Hannah Tan (born October 25, 1981, in Penang), also known as Hannah T or Hannah Sarah Tan, is a Malaysian singer and television personality. She is half-Chinese and half-Kelabit.

==Music career==
On Tan's debut music album, Crossing Bridges, she collaborated with composers/writers Jorgen Elofsson, Phil Thornalley, Andrew Fromm and Chris Rojas. The album also contained three songs Tan personally wrote and composed. In 2007, she appeared on the Live Earth stage at Live and Loud KL 2007 before acts such as Elliott Yamin, Shaggy and Whitney Houston.

Her Malaysian single "Angel" was the first from a new album to be released at the end of 2010.

In October 2009 she became the first Malaysian to venture into the commercial Japanese entertainment scene with the signing of a multimillion-dollar recording contract with Tokyo-based Fillmore Far East Inc group. Her 2-year contract was to see the release of a Japanese debut Single in August 2010.

==Acting career==
In January 2008, she made her debut in the Malay entertainment scene by playing the lead role in the Malay tele-movie Bezanya Cinta.

Hannah was invited in October 2008 by film director Afdlin Shauki to play the lead female role as an undercover INTERPOL agent in his My Spy.

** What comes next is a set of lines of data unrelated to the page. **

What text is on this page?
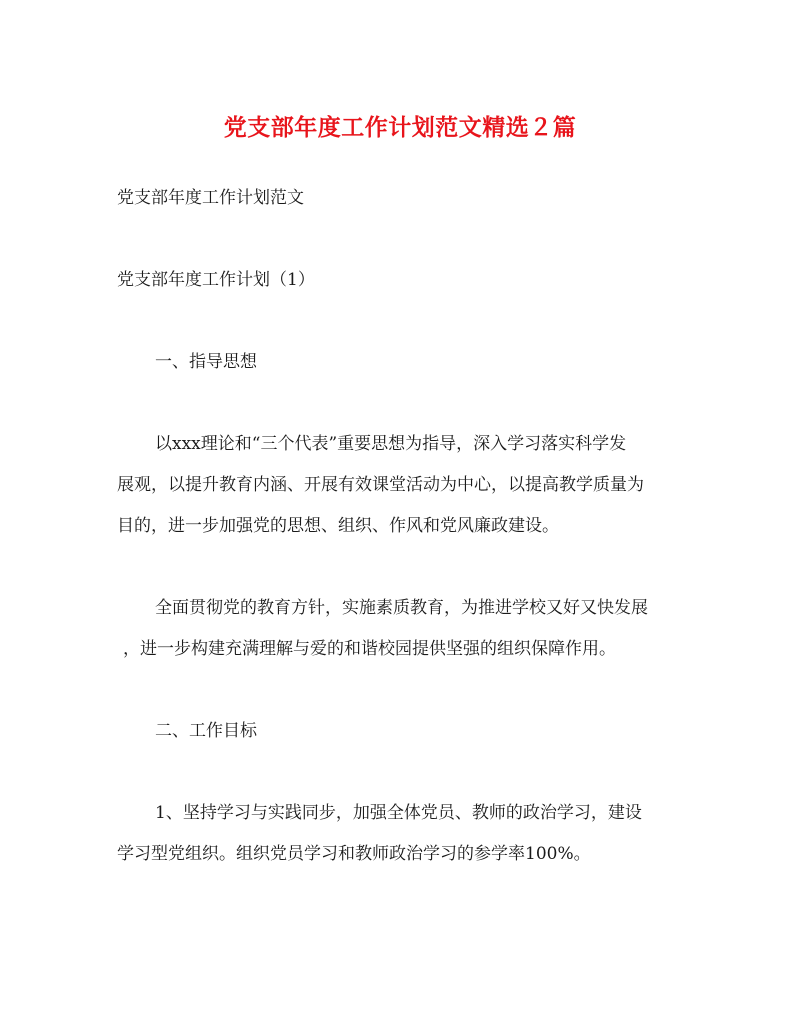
党支部年度工作计划范文精选２篇
党支部年度工作计划范文
党支部年度工作计划（1）
一、指导思想
以xxx理论和“三个代表”重要思想为指导，深入学习落实科学发
展观，以提升教育内涵、开展有效课堂活动为中心，以提高教学质量为
目的，进一步加强党的思想、组织、作风和党风廉政建设。
全面贯彻党的教育方针，实施素质教育，为推进学校又好又快发展
，进一步构建充满理解与爱的和谐校园提供坚强的组织保障作用。
二、工作目标
1、坚持学习与实践同步，加强全体党员、教师的政治学习，建设
学习型党组织。组织党员学习和教师政治学习的参学率100%。
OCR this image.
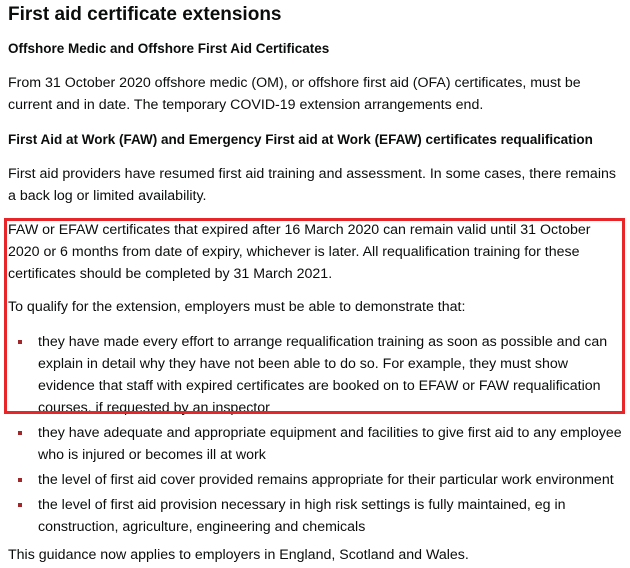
First aid certificate extensions
Offshore Medic and Offshore First Aid Certificates

From 31 October 2020 offshore medic (OM), or offshore first aid (OFA) certificates, must be current and in date. The temporary COVID-19 extension arrangements end.

First Aid at Work (FAW) and Emergency First aid at Work (EFAW) certificates requalification

First aid providers have resumed first aid training and assessment. In some cases, there remains a back log or limited availability.

FAW or EFAW certificates that expired after 16 March 2020 can remain valid until 31 October 2020 or 6 months from date of expiry, whichever is later. All requalification training for these certificates should be completed by 31 March 2021.

To qualify for the extension, employers must be able to demonstrate that:

they have made every effort to arrange requalification training as soon as possible and can explain in detail why they have not been able to do so. For example, they must show evidence that staff with expired certificates are booked on to EFAW or FAW requalification courses, if requested by an inspector
they have adequate and appropriate equipment and facilities to give first aid to any employee who is injured or becomes ill at work
the level of first aid cover provided remains appropriate for their particular work environment
the level of first aid provision necessary in high risk settings is fully maintained, eg in construction, agriculture, engineering and chemicals

This guidance now applies to employers in England, Scotland and Wales.
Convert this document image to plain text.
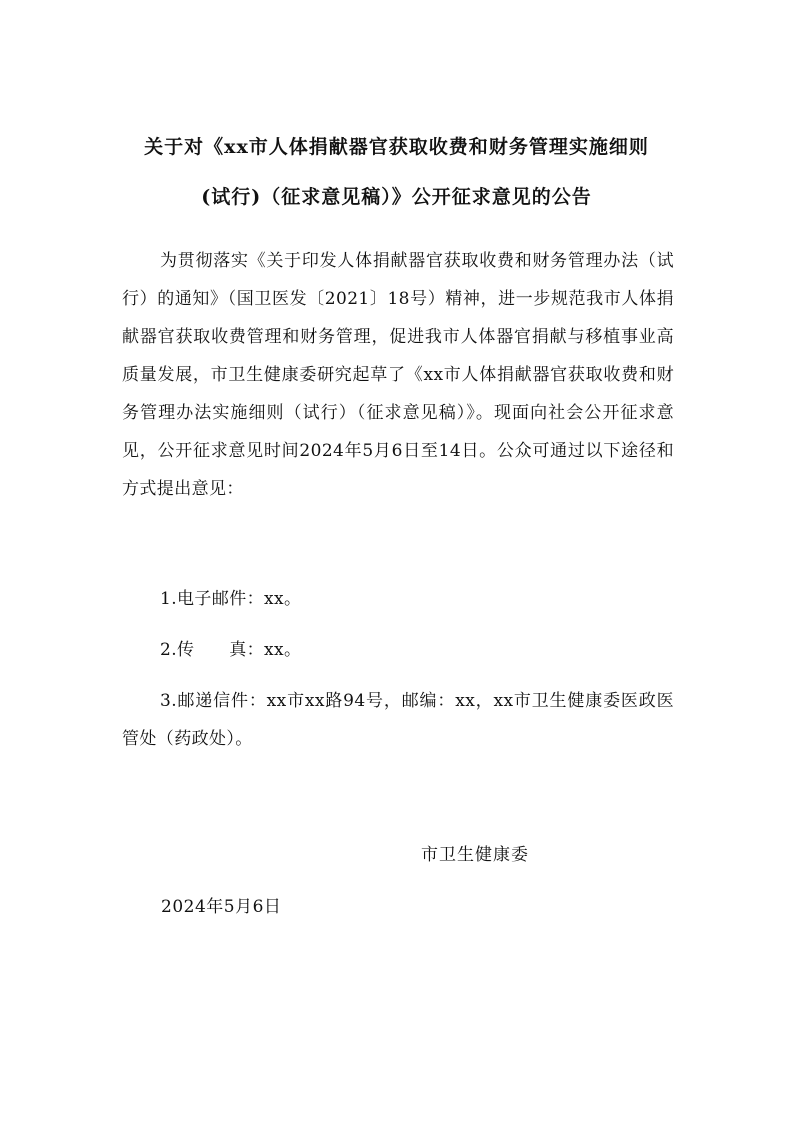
关于对《xx市人体捐献器官获取收费和财务管理实施细则
(试行)（征求意见稿）》公开征求意见的公告

为贯彻落实《关于印发人体捐献器官获取收费和财务管理办法（试行）的通知》（国卫医发〔2021〕18号）精神，进一步规范我市人体捐献器官获取收费管理和财务管理，促进我市人体器官捐献与移植事业高质量发展，市卫生健康委研究起草了《xx市人体捐献器官获取收费和财务管理办法实施细则（试行）（征求意见稿）》。现面向社会公开征求意见，公开征求意见时间2024年5月6日至14日。公众可通过以下途径和方式提出意见：

1.电子邮件：xx。

2.传　　真：xx。

3.邮递信件：xx市xx路94号，邮编：xx，xx市卫生健康委医政医管处（药政处）。

市卫生健康委
2024年5月6日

==Honors and charity work==
At the same time, her 2009 I’ll Be Home For Christmas Christmas saw the largest gift collection in a day for the underprivileged children in local orphanages around the Klang Valley, totaling up to more than 650 gifts worth over RM15,000. For the concert, Hannah invited friends from the industry to perform and be part of the community service event.

Sony Pictures appointed Hannah as the first ambassador for Animax Asia in November 2007.